Sickening guilt filled her core, making her want to double over as Keris’s face filled her mind’s eye. Shock. Horror. Grief. He’d loved his brother, and now Otis was dead. Not because he deserved such a fate, but because his grief over his wife had been manipulated by that monster of a spymaster.
Though Serin was not alone at fault. Otis’s wife was a casualty of the Endless War. But rather than comfort him, those around Otis had used his grief to fuel his hatred, for it was as keen a weapon as any sword. They didn’t want him to heal, didn’t want him to move past his grief and anger, because then he’d no longer be a pawn they could use to achieve their ends. He’d believed himself righteous—the master of his own destiny—never once seeing that he was a pawn in a war between rulers.

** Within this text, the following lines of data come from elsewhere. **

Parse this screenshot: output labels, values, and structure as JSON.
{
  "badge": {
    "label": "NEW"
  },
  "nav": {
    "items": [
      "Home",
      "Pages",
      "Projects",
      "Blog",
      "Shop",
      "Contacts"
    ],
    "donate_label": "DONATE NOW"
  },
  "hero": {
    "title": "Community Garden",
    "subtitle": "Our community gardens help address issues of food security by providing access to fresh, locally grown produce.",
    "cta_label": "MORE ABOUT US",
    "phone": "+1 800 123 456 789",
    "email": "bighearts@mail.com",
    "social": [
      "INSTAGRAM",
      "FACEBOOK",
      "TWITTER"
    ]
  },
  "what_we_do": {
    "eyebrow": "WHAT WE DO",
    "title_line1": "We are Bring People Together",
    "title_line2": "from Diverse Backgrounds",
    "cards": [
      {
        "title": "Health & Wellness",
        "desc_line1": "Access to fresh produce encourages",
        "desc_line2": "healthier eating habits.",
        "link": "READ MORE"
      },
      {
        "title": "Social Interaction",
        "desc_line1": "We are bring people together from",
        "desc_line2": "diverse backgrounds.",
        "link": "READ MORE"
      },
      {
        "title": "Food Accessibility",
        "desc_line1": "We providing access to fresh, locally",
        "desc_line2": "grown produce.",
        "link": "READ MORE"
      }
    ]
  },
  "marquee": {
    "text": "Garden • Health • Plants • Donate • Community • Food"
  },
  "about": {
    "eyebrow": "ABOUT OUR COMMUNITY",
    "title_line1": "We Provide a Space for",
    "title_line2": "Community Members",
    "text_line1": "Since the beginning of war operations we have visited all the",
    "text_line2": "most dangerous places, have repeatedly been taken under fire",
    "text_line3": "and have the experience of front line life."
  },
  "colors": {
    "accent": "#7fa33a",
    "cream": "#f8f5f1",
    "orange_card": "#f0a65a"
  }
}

They’d been manipulated in the same way, she and Otis, their grief weaponized to fight a war where the only people who died were those who didn’t deserve to.
As she’d stared at his body, broken and bloody on the ground, the scream that had torn from her lips had not been feigned, the horror slicing through her soul visceral and cutting and cruel, for it wielded the truth.
A female shriek pierced the night, coming from the direction of the tower, jolting Zarrah into action.
She shoved the stone block into the deepest part of the brush, as there was no way for her to replace it, then swiftly scaled the wall. Again, her hips got stuck climbing through the opening, but with a dozen silent curses, she toppled into her room.
Which was exactly how she’d left it, no sign that her absence had been noted.
Though her body was exhausted and aching from the blows Otis had landed, Zarrah swiftly put the room back in order.
Only then did she go to the window.
Topiaries blocked her view of the base of the tower, but light spilled outward from the scene. She didn’t need to see it to imagine it, only prayed for Otis’s sake that his end had come swiftly. Prayed that Keris wasn’t holding himself to blame.
The former was far more likely than the latter.
Her adrenaline faded, leaving her weary and hollow, but Zarrah didn’t move from her place at the window. Through the walls, she heard the wailing of women, felt the pain and grief of a son lost falling over the palace like a pall. But eventually the light around the tower faded, servants and guards retreating until all was still. Silent.